Klar können es sich Deutschlands Hochschulrektoren und Wissenschaftsminister einfach machen. Indem sie – im Zweifel zu Recht – an der Methodik herummäkeln. Aber es bleiben zwei unbequeme Fakten. Erstens, und das geht an die Politiker: Dass andere so viel besser sind, ist die logische Folge der besagten massiven Unterfinanzierung der deutschen Hochschulen und speziell der Lehre. Anders formuliert: Wie sollen die Studenten zum Beispiel einen anregenden Austausch mit ihren Dozenten berichten, wenn einfach viel zu wenige von denen da sind? Zweitens, und hier stehen die Rektoren in der Verantwortung: Sie reden
– auch politisch gewollt
– viel von Lehrstrategien und deren institutioneller Verankerung, doch bislang gelingt es den wenigsten von ihnen, den extrem ausgeprägten Individualismus deutscher Professoren in Einklang zu bringen mit den alle verbindenden Zielen guter Lehre. Und genau das ist keine Frage der Finanzierung, sondern der Kultur.
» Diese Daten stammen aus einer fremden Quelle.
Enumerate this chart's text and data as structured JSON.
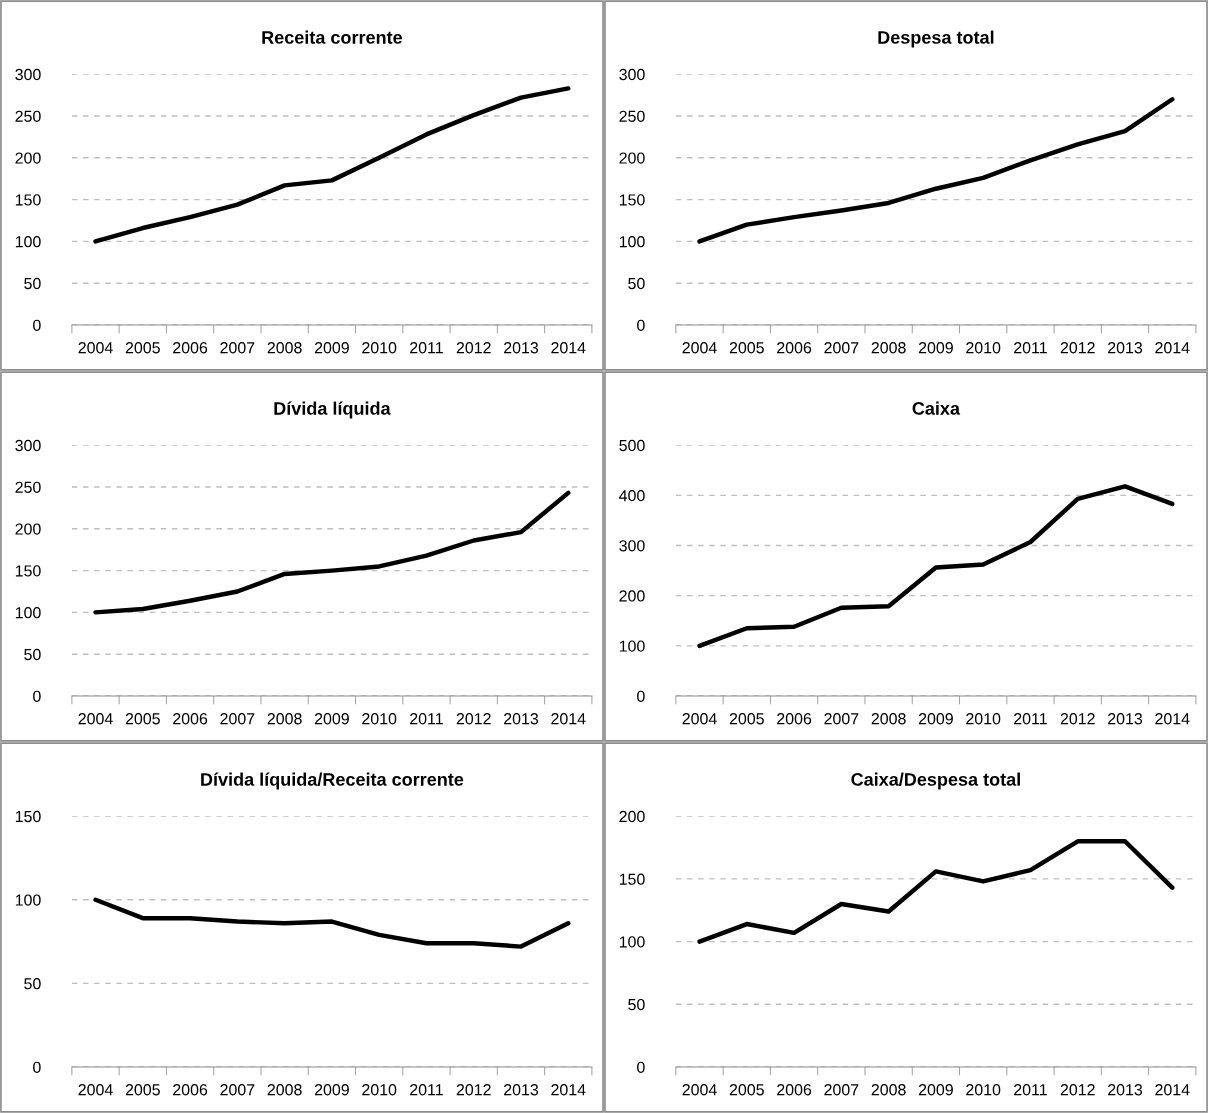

Auch das zeigt das THE-Ranking, wo bald nach Oxford und Cambridge auch weniger schillernde Namen wie Navarra, Newcastle oder Paris-Süd auftauchen.
Die eigentliche Schwäche der neuerlichen Rangliste ist eine, die zumindest den deutschen Universitäten als Ausrede wohl nicht viel helfen wird. Den Fachhochschulen schon eher. THE gewichtet die Ergebnisse nämlich nicht nach der sozialen Herkunft der Studenten. Aber mal ehrlich: Was hilft es zu wissen, dass reiche britische Unis, die zu einem guten Teil die Absolventen teurer Privatschulen aufnehmen, gute Lehrveranstaltungen hinbekommen und beruflich erfolgreiche Absolventen produzieren? Spannender wäre, welche Hochschule ihren Studenten am besten hilft, etwas aus sich zu machen. Wo lernen die Studenten, abhängig von ihrer Bildungs-Vorgeschichte, am meisten dazu, das müsste ein Ranking eigentlich messen. Und in so einem Ranking würden Navarra & Co wahrscheinlich noch stärker abschneiden. Und einige deutsche Fachhochschulen ebenfalls – die im THE-Ranking übrigens gar nicht auftauchen.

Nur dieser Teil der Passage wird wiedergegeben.